This post is my notepad while figuring out how OpenCL handles assigning work item ids.
- A Kernel is invoked once for each work item. Each work item has private memory.
- Work items are grouped into a work group. Each work group shares local memory
- The total number of all work items is specified by the global work size. global and constants memory is shared across al work work items of all work groups.
OpenCL works with the notion of dimension, that means you can declare your number of work items by giving them dimensional indices. In the above example, the size of a work group Sx=4 and Sy=4. How many dimensions you use is up to you, however there’s a physical limit on the maximum number of total work items per group as well as globally.
Inside a kernel, you can query the position of the work item this kernel instance is executing relative to the group or global.

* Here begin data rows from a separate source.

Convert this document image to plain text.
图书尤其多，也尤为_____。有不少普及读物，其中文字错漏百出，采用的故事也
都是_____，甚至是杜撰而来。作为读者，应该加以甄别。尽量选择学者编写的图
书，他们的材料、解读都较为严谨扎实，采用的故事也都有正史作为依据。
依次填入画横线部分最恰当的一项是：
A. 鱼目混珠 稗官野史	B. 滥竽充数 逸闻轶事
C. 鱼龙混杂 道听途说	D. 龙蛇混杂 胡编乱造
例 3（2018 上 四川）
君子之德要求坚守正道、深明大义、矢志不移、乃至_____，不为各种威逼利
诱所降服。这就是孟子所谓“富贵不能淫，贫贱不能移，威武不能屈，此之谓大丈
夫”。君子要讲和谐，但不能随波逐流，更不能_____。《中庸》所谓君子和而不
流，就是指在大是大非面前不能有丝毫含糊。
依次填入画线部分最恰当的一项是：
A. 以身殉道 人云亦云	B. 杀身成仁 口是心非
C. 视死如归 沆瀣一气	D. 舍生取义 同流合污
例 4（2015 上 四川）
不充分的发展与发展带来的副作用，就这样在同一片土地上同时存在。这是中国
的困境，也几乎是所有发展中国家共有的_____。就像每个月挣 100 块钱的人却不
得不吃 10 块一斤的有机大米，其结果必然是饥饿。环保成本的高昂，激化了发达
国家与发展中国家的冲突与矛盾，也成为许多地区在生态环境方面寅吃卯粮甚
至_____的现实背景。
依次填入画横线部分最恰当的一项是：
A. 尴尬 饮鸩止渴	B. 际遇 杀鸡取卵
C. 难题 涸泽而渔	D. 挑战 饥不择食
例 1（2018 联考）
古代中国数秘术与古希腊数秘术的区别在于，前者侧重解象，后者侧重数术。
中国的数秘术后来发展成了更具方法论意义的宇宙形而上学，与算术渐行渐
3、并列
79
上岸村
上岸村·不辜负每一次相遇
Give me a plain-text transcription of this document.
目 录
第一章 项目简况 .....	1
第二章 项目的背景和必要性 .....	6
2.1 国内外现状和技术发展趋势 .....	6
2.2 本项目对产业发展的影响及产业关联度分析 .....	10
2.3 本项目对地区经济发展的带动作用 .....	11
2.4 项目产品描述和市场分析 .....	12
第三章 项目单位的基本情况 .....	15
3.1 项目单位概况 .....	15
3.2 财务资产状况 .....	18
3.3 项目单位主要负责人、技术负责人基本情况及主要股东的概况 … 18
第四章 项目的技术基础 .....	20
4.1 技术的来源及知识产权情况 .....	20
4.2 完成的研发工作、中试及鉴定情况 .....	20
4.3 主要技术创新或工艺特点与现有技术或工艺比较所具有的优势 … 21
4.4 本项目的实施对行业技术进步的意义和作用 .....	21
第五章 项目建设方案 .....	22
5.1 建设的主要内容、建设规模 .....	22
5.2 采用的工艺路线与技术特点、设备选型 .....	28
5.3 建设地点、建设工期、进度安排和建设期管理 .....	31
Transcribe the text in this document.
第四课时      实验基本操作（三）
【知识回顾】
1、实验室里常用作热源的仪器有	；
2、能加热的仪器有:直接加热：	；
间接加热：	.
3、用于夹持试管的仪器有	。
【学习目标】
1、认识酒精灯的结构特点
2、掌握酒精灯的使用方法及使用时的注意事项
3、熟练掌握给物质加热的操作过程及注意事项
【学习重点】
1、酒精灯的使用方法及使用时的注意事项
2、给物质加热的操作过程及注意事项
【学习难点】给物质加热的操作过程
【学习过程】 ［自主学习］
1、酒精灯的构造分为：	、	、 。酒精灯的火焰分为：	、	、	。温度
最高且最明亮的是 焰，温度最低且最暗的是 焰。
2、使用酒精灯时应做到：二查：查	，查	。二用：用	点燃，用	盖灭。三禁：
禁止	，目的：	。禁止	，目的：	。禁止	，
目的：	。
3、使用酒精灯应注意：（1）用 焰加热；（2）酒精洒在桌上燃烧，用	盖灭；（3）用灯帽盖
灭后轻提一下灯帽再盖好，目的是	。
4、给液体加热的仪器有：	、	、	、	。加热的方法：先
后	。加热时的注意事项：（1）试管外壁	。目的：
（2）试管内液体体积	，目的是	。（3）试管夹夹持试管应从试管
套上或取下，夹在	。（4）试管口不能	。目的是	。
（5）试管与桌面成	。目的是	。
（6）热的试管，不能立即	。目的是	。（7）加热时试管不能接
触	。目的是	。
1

Querying the global position is done using get_global_id(dim) where dim is the dimension index (0 for first, 1 for second dimension etc.) The above call is equivalent to get_local_size(dim)*get_group_id(dim) + get_local_id(dim). get_local_size(dim) is the group size in dim, get_group_id(dim) is the group position in dim relative to all other groups (globally) and get_local_id(dim) is the position of a work item relative to the group. You can see this in the following annotated figure:
Since the OpenCL APIs only reuire you to specify global size (total number of work items in a dimension) and local size (number of work items per group) this means that the number of groups is inferred from that data.